Following the collapse of Russian-owned AB Bankas Snoras a year ago, Ukio Bankas, whose majority owner Vladimir Romanov is also Russian-born, has had to offer higher interest rates to attract depositors and offset a lack of demand for its bonds.
A merger with Siauliu Bankas could only work if the EBRD agreed, Baltic investment bank Finasta analyst Tadas Povilauskas said today in a note to clients.
“Such a merger would not be positive news for the minor shareholders of Ukio Bankas, the value of which would probably be depressed,” Povilauskas said.
The EBRD in 2010 increased its stake in Siauliu Bankas to 19.57 percent, from 16.06 percent, by converting part of a 30 million euro loan it granted in 2009 to help the lender based in the northern Lithuanian town of Siauliai weather a crisis, according to a Nov. 23, 2011 statement on the EBRD website.
“We continue our work with Siauliu Bankas, a long-standing partner of the EBRD in Lithuania,” the bank’s Head of Media Relations Anthony Williams said by phone today from London. “As always, the EBRD will review opportunities as they arise.”
In its Lithuania strategy document, the EBRD said the failure of Snoras in November 2011 showed a need “to enhance the governance and the financial strength of local banks, possibly through assistance in consolidation.”

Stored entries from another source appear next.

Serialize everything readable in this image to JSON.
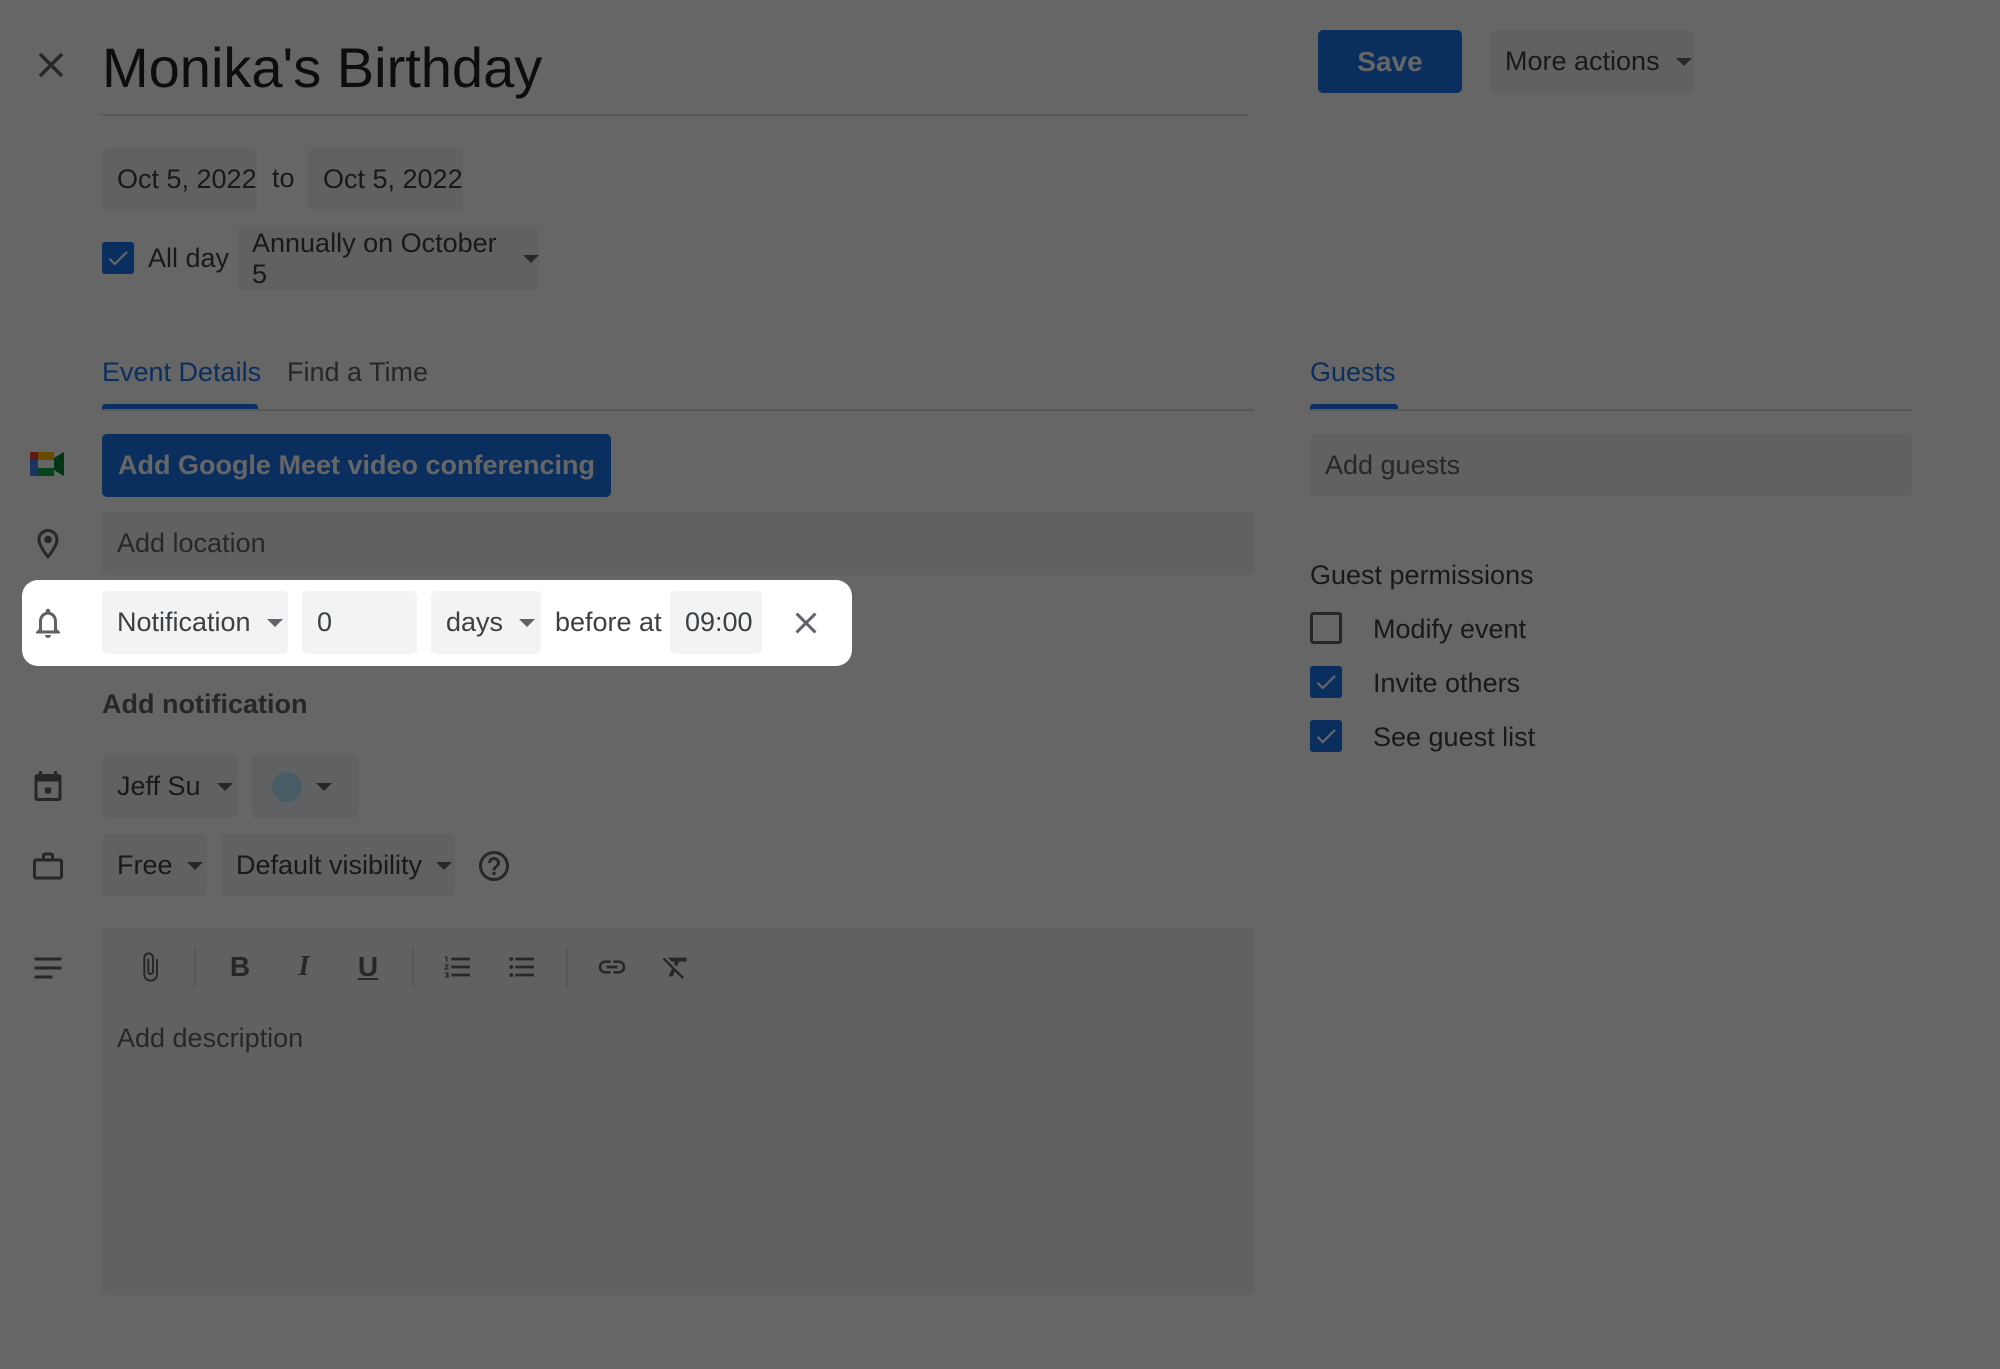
{
  "header": {
    "title": "Monika's Birthday",
    "save_label": "Save",
    "more_actions_label": "More actions"
  },
  "dates": {
    "start": "Oct 5, 2022",
    "to": "to",
    "end": "Oct 5, 2022",
    "all_day_label": "All day",
    "all_day_checked": true,
    "recurrence": "Annually on October 5"
  },
  "tabs": [
    {
      "label": "Event Details",
      "active": true
    },
    {
      "label": "Find a Time",
      "active": false
    }
  ],
  "guests": {
    "tab_label": "Guests",
    "add_placeholder": "Add guests",
    "permissions_title": "Guest permissions",
    "permissions": [
      {
        "label": "Modify event",
        "checked": false
      },
      {
        "label": "Invite others",
        "checked": true
      },
      {
        "label": "See guest list",
        "checked": true
      }
    ]
  },
  "details": {
    "meet_button": "Add Google Meet video conferencing",
    "location_placeholder": "Add location",
    "notification": {
      "type": "Notification",
      "amount": "0",
      "unit": "days",
      "before_at": "before at",
      "time": "09:00"
    },
    "add_notification": "Add notification",
    "calendar_owner": "Jeff Su",
    "availability": "Free",
    "visibility": "Default visibility",
    "description_placeholder": "Add description"
  },
  "colors": {
    "accent": "#1a73e8",
    "meet_green": "#00ac47",
    "meet_blue": "#4285f4",
    "meet_red": "#ea4335",
    "meet_yellow": "#ffba00",
    "event_color": "#b3e5fc"
  }
}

“The bank will consider, primarily through the EBRD’s existing shareholding in Siauliu Bankas, opportunities to play an active role in the process,” it said in the policy document.
Siauliu Bankas had net income of 11.2 million litai in January to September, 4.1 percent more than in the same period of 2011, according to a report on its website.
“From our side nothing has happened,” Donatas Savickas, Siauliu Bankas’s deputy chief executive, said by phone today from Siauliai. “We don’t have any facts beyond what’s written in the press” about a possible merger, he said.